One often-overlooked tactic: refresh your highest-traffic pages every quarter with the current year in the title and at least one new statistic. Ahrefs research shows 87% of marketers now use AI to help create content, and the median publisher using AI ships 17 articles per month versus 12 without. The volume race is largely over; the freshness and authority race is on. AI engines weight recency for time-sensitive queries, so a 2024 article competing against a 2026 update almost always loses the citation.

Measuring AI presence across the journey

Run your top 50 buyer queries (10 per stage) through ChatGPT, Copilot, Perplexity, and Claude monthly. Score yourself cited, mentioned, or absent, and look for the missing stages first. Use the GEO/AEO Tracker to automate the monitoring. Most B2B brands discover gaping holes at stages 1 and 5, where competitors who invested early are now entrenched. Correlate share of voice in AI search with pipeline creation for the most actionable view of how your content map is performing. Because 76.95% of cited URLs are not in the organic top-10, GEO reach extends well beyond traditional SEO: a stage-1 explainer that is the clearest answer to a problem-awareness query gets cited even when your domain authority is lower than a competitor with only product pages.

What sales teams need to know about AI-prepped buyers

The buyer who books a demo in 2026 is materially different from the 2023 buyer. They have already heard your value prop summarized by an AI, compared you to two or three competitors in a chat, and formed an opinion about your pricing before the first call. Sales playbooks built for cold education calls do not work on this audience.

  • Open with a knowledge audit: ‘What have you already researched about us?’ Two minutes of listening tells you which AI narrative you are working with or against.
  • Pre-correct AI hallucinations: Maintain a living doc of common AI misinformation about your product. Reps should know the top five and address them upfront.
  • Compress demo, expand consultation: Buyers no longer need a 30-minute product tour. Run a 10-minute targeted demo and 20 minutes on their specific workflow.
  • Provide AI-citable post-call assets: Send a short, structured recap with named outcomes the buyer can paste back into their AI. Make sure the framing is yours.

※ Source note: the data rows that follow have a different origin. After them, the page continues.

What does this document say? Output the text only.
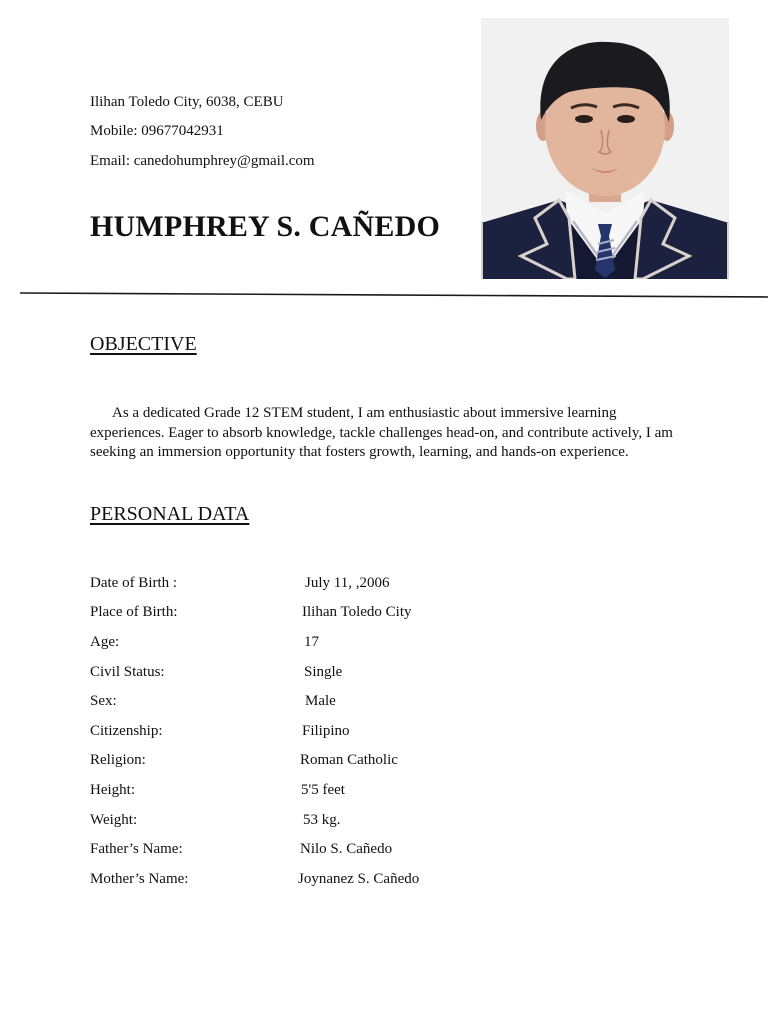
Ilihan Toledo City, 6038, CEBU
Mobile: 09677042931
Email: canedohumphrey@gmail.com
HUMPHREY S. CAÑEDO
OBJECTIVE
As a dedicated Grade 12 STEM student, I am enthusiastic about immersive learning experiences. Eager to absorb knowledge, tackle challenges head-on, and contribute actively, I am seeking an immersion opportunity that fosters growth, learning, and hands-on experience.
PERSONAL DATA
Date of Birth :	July 11, ,2006
Place of Birth:	Ilihan Toledo City
Age:	17
Civil Status:	Single
Sex:	Male
Citizenship:	Filipino
Religion:	Roman Catholic
Height:	5'5 feet
Weight:	53 kg.
Father’s Name:	Nilo S. Cañedo
Mother’s Name:	Joynanez S. Cañedo
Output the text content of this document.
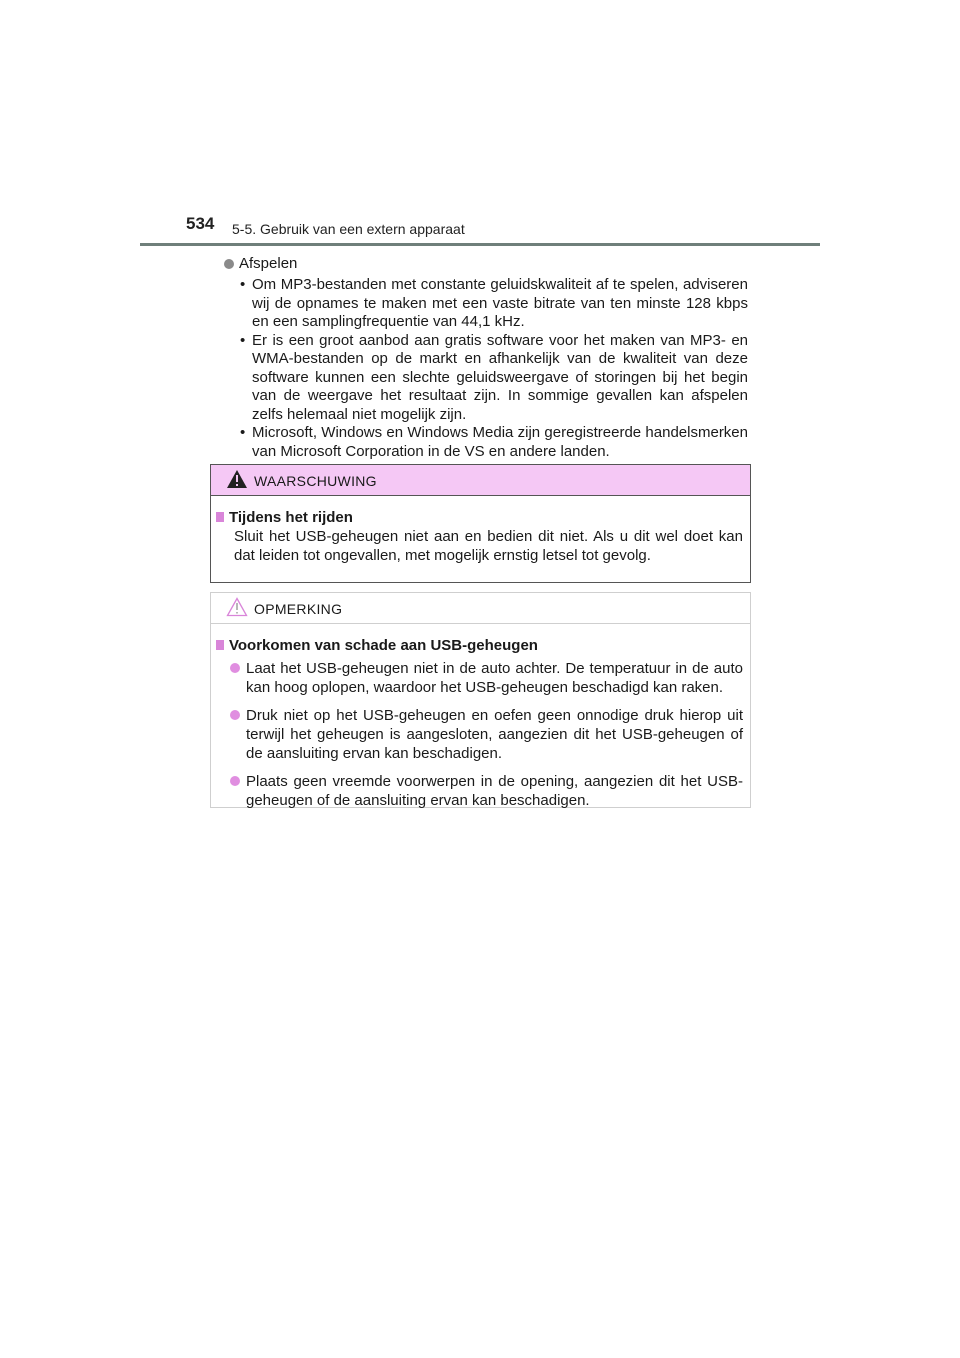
534 5-5. Gebruik van een extern apparaat
Afspelen
• Om MP3-bestanden met constante geluidskwaliteit af te spelen, adviseren wij de opnames te maken met een vaste bitrate van ten minste 128 kbps en een samplingfrequentie van 44,1 kHz.
• Er is een groot aanbod aan gratis software voor het maken van MP3- en WMA-bestanden op de markt en afhankelijk van de kwaliteit van deze software kunnen een slechte geluidsweergave of storingen bij het begin van de weergave het resultaat zijn. In sommige gevallen kan afspelen zelfs helemaal niet mogelijk zijn.
• Microsoft, Windows en Windows Media zijn geregistreerde handelsmerken van Microsoft Corporation in de VS en andere landen.
WAARSCHUWING
Tijdens het rijden
Sluit het USB-geheugen niet aan en bedien dit niet. Als u dit wel doet kan dat leiden tot ongevallen, met mogelijk ernstig letsel tot gevolg.
OPMERKING
Voorkomen van schade aan USB-geheugen
Laat het USB-geheugen niet in de auto achter. De temperatuur in de auto kan hoog oplopen, waardoor het USB-geheugen beschadigd kan raken.
Druk niet op het USB-geheugen en oefen geen onnodige druk hierop uit terwijl het geheugen is aangesloten, aangezien dit het USB-geheugen of de aansluiting ervan kan beschadigen.
Plaats geen vreemde voorwerpen in de opening, aangezien dit het USB-geheugen of de aansluiting ervan kan beschadigen.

The dark pipeline: why AI-influenced deals break attribution

AI-influenced deals look like direct traffic in your CRM. A buyer asks ChatGPT for a vendor recommendation, hears your brand, types your URL into the address bar a day later, and books a demo. Last-touch attribution credits ‘direct’ or ‘branded search,’ not the AI conversation that drove the consideration. Three patterns help you measure it without perfect tooling: add a self-reported ‘Where did you first hear about us?’ question to your demo form with AI engines listed explicitly; monitor branded search volume for unusual spikes (the lag is typically two to seven days); and run regular citation audits across the four major engines, overlaying citation count against pipeline velocity.

The agentic layer makes this darker still. AI agents now browse vendor websites on behalf of buyers, extracting pricing and feature data and building comparison matrices before any human touches the site. These agents do not fire your tracking scripts and do not appear in GA4, but they parse your schema, evaluate your pricing transparency, and include or exclude you from the shortlist.